Payman walks out into exile with the last courage the party ever knew. Labor may come to regret that it chose to snuff out the youngest member of the party, choosing to isolate her crossing the floor to support a policy they don’t have the will to uphold. The young senator holds a mirror to the Albanese government, and is being punished for showing Labor their own moral untethering, pointing out the reactionary hypocrisy used to justify their support for a genocide.

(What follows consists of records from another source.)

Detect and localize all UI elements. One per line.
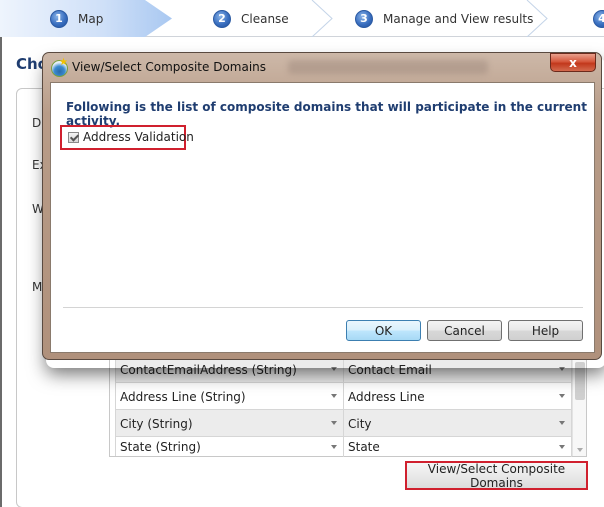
domain-value: State (348, 440, 380, 454)
step-number-badge: 3 (355, 9, 373, 28)
source-column-select[interactable]: Address Line (String) (116, 383, 344, 410)
wizard-step-map[interactable]: 1 Map (50, 0, 103, 37)
step-separator-chevron (311, 0, 333, 37)
domain-select[interactable]: Address Line (344, 383, 572, 410)
dropdown-arrow-icon[interactable] (559, 394, 565, 398)
source-column-value: State (String) (120, 440, 201, 454)
dropdown-arrow-icon[interactable] (331, 394, 337, 398)
cancel-button[interactable]: Cancel (427, 320, 502, 341)
star-icon: ★ (59, 57, 68, 68)
dialog-message: Following is the list of composite domai… (66, 100, 587, 128)
dropdown-arrow-icon[interactable] (331, 421, 337, 425)
address-validation-checkbox[interactable] (68, 131, 79, 143)
wizard-step-manage-results[interactable]: 3 Manage and View results (355, 0, 533, 37)
close-icon: x (569, 55, 577, 70)
step-separator-chevron (526, 0, 548, 37)
dialog-body: Following is the list of composite domai… (50, 82, 595, 353)
domain-value: Address Line (348, 389, 425, 404)
domain-value: City (348, 416, 372, 431)
table-row[interactable]: State (String) State (116, 437, 572, 457)
close-button[interactable]: x (550, 53, 596, 72)
grid-vertical-scrollbar[interactable] (572, 356, 586, 456)
mapping-grid: ContactEmailAddress (String) Contact Ema… (109, 355, 587, 457)
scroll-down-arrow-icon[interactable] (577, 448, 583, 452)
side-label: M (32, 280, 43, 294)
source-column-value: City (String) (120, 416, 193, 431)
view-select-composite-domains-button[interactable]: View/Select Composite Domains (405, 461, 588, 490)
domain-select[interactable]: State (344, 437, 572, 457)
table-row[interactable]: City (String) City (116, 410, 572, 437)
app-icon: ★ (51, 57, 68, 77)
wizard-step-4[interactable]: 4 (593, 0, 604, 37)
dropdown-arrow-icon[interactable] (559, 445, 565, 449)
step-number-badge: 4 (593, 9, 604, 28)
wizard-step-cleanse[interactable]: 2 Cleanse (213, 0, 289, 37)
step-label: Cleanse (241, 11, 289, 26)
page-border (0, 37, 2, 507)
source-column-select[interactable]: State (String) (116, 437, 344, 457)
step-number-badge: 1 (50, 9, 68, 28)
composite-domains-dialog: ★ View/Select Composite Domains x Follow… (42, 52, 602, 360)
side-label: D (32, 116, 42, 130)
step-label: Map (78, 11, 104, 26)
wizard-step-bar: 1 Map 2 Cleanse 3 Manage and View result… (0, 0, 604, 37)
checkbox-label: Address Validation (83, 130, 194, 144)
ok-button[interactable]: OK (346, 320, 421, 341)
dialog-separator (63, 307, 583, 308)
table-row[interactable]: Address Line (String) Address Line (116, 383, 572, 410)
domain-select[interactable]: City (344, 410, 572, 437)
composite-domain-item[interactable]: Address Validation (68, 130, 194, 144)
dialog-title: View/Select Composite Domains (72, 60, 267, 74)
help-button[interactable]: Help (508, 320, 583, 341)
source-column-select[interactable]: City (String) (116, 410, 344, 437)
step-label: Manage and View results (383, 11, 534, 26)
dropdown-arrow-icon[interactable] (331, 445, 337, 449)
dropdown-arrow-icon[interactable] (559, 421, 565, 425)
source-column-value: Address Line (String) (120, 389, 246, 404)
blurred-background-text (288, 60, 488, 74)
step-number-badge: 2 (213, 9, 231, 28)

Penny Wong was a senior aspirationalist in the Gillard government when she chose to support her career over her own beliefs, and that is her choice to make alone, but Payman sits as a backbencher who can’t stand the killing in Gaza like the rest of us, and her removal will take many humanitarian Labor voters away for good, making moribund the remnants of human dignity left in the ALP.
Among claims that some of her fellow members tried to “intimidate” her to quit, Payman released an official statement in which she claimed “I have been exiled”. With a tide of public opinion supporting her action, and against the party position, combined with a wave of irrefutable evidence from international bodies in consensus on Israels crimes against humanity in Gaza, Labor’s response all in the name of collective party solidarity that may look like a normal procedural matter on any other given day, ends up looking like a further example of this government’s critical failure on Gaza.
Great piece Joel.
When was the last time we saw a major party MP or Senator specifically acting on their conscience? Senator Payman is to be commended for her courage against the suffocating atmosphere of the ALP.
Major Party internal whipping of MPs is the death of individual and independent thought. No wonder a third of Australians don’t identify with either party.
TELLING the TRUTH, again, Mr Jenkins.